Week 2 – Base Building – Thursday

Thursday- Upper Body

Warm up:

5 mins. cardio

3×12-15 (External Shoulder Rotations/Lateral Raises)

*lateral raises- holding a light weight, keep a somewhat straight but a very slight bend in the elbow, lift the weight out to your side and return to the down position.

*external shoulder rotations- use a cable or band. Position the cable or band to your right side roughly elbow height, grab the grip with your left hand. Hold the cable/band keeping a 90 degree angle in your elbow and elbow touching your side. While keeping your elbow in contact with your side and the elbow at a 90 degree bend, pull the cable/band AWAY from the point of origin. This should be an awkward motion at first due to not performing this exercise regularly.

Weights/Cals:

3×12-15 (Push ups **knee’s for beginners, toes for experienced, medicine ball for studs**/Seated Cable Row)

3×12-15 (Fly Machine/Reverse Fly Machine)

3×12-15 (Chest Press Machine, Upright Rows)

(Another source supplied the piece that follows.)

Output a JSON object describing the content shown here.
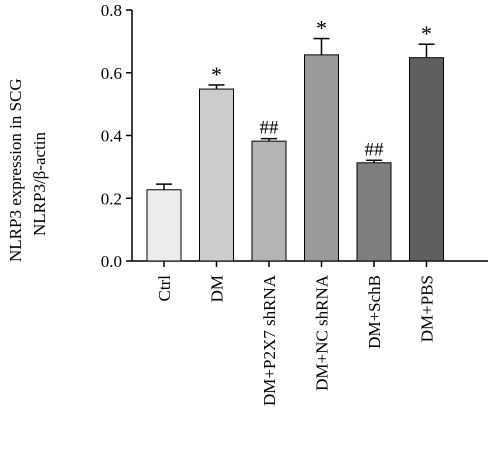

*Upright Row- hold a weighted bar with both hands roughly shoulder length apart. Lift the bar to chest height by squeezing your shoulders and keeping your elbows above the bar at the top position. Keep an upright posture and a tight core throughout the range of motion.

1 Mile CHALLENGE:

Scenario: You hear the sounds of the ice cream truck… AGAIN. That sorry excuse of a human being just laughs as they watch you run after their truck with your dollar in hand. They gladly turn the corner and disappear leaving you disappointed. NEVER AGAIN, today we train for the ice cream truck. You have to complete a distance of one mile as fast as you can by either running/walking/crawling. Post your times, we’ll compare later on down the road….. GO!

Cardio:

Elliptical/Arc Trainer 15mins Barely Conversational pace.

Cool Down:

5min walk

3×16 (Crunch/Wipers)

*Wipers- Lie on your back and place your hands as far to both sides of your body as possible for support. Bent knee’s for beginners/straight legs for experienced. Lift your legs so you have a 90 degree bend in the knees. Slowly lower your feet to the right and stop about 1 inch from the ground. Not lift them back up and over to the left side and then back to center. Continue. Each side counts as one rep.